A type III tear is similar to a bucket handle tear of a knee meniscal cartilage. The labrum/biceps complex is stable on the glenoid but a flap of tissue is hanging down into the joint. This is treated with surgical excision of the flap. There is some debate about repair v. excision; some surgeons will repair if the tear involves 1/3 or more of the labrum.

A type IV tear is complex and involves the labrum and biceps tendon. The labrum presents with a bucket handle type tear that extends into the body of the biceps tendon. The treatment for this complex tear is complex as well. If the biceps tendon/labrum complex is stable on the glenoid, the labral tear will be removed and the biceps tendon repaired. If the complex is unstable on the glenoid the surgeon will use suture anchors to secure the labrum/biceps complex. The biceps tendon will be repaired with suture.

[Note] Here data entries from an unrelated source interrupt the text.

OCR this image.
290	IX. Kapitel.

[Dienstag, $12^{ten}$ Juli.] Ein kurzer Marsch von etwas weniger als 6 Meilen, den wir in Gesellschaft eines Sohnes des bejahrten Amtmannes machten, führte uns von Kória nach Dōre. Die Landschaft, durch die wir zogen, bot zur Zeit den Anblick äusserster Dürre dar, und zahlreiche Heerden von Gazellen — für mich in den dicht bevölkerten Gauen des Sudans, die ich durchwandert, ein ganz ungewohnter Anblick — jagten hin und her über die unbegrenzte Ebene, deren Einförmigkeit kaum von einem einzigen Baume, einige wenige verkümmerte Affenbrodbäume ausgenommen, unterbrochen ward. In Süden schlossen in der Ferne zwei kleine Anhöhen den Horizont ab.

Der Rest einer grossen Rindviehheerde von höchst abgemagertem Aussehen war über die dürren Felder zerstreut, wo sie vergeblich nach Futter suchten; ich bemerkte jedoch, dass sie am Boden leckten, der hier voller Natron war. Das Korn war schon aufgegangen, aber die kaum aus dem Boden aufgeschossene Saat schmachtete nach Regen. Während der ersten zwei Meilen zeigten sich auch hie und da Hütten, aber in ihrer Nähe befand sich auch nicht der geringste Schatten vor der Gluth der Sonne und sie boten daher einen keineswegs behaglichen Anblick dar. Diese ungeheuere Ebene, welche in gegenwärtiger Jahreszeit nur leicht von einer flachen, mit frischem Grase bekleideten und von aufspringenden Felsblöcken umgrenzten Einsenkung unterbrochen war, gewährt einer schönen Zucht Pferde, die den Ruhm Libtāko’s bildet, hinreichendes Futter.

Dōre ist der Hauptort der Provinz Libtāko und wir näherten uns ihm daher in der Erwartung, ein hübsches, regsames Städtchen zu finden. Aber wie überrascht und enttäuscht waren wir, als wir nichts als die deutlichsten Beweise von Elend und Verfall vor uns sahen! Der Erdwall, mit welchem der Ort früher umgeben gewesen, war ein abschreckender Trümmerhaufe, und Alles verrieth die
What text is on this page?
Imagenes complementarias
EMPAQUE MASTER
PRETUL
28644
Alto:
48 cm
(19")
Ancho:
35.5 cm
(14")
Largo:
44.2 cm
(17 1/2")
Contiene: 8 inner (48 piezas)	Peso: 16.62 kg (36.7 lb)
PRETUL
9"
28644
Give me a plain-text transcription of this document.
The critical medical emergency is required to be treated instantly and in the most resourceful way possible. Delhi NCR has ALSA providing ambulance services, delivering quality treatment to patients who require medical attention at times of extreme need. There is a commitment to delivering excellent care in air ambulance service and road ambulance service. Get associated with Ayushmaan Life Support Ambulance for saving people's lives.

Rehabilitation is relative to the repair procedure. If debridement was the surgical treatment, rehabilitation will begin when the athletes pain allows. If there was repair of either the biceps or glenoid, rehabilitation will start in approximately 4-6 weeks. The labrum or biceps must scar down and begin to heal so that the stress of rehabilitation does not re-injure the athlete.


----------



## bethh05 (May 5, 2011)

29822 is used for debridement of Anterior _or_ posterior (front _or _back) and 29823 is for Anterior_ an_d posterior (front _and _back). In your  case I would use 29822 unless the physician dictated that it was extensive debridement.


----------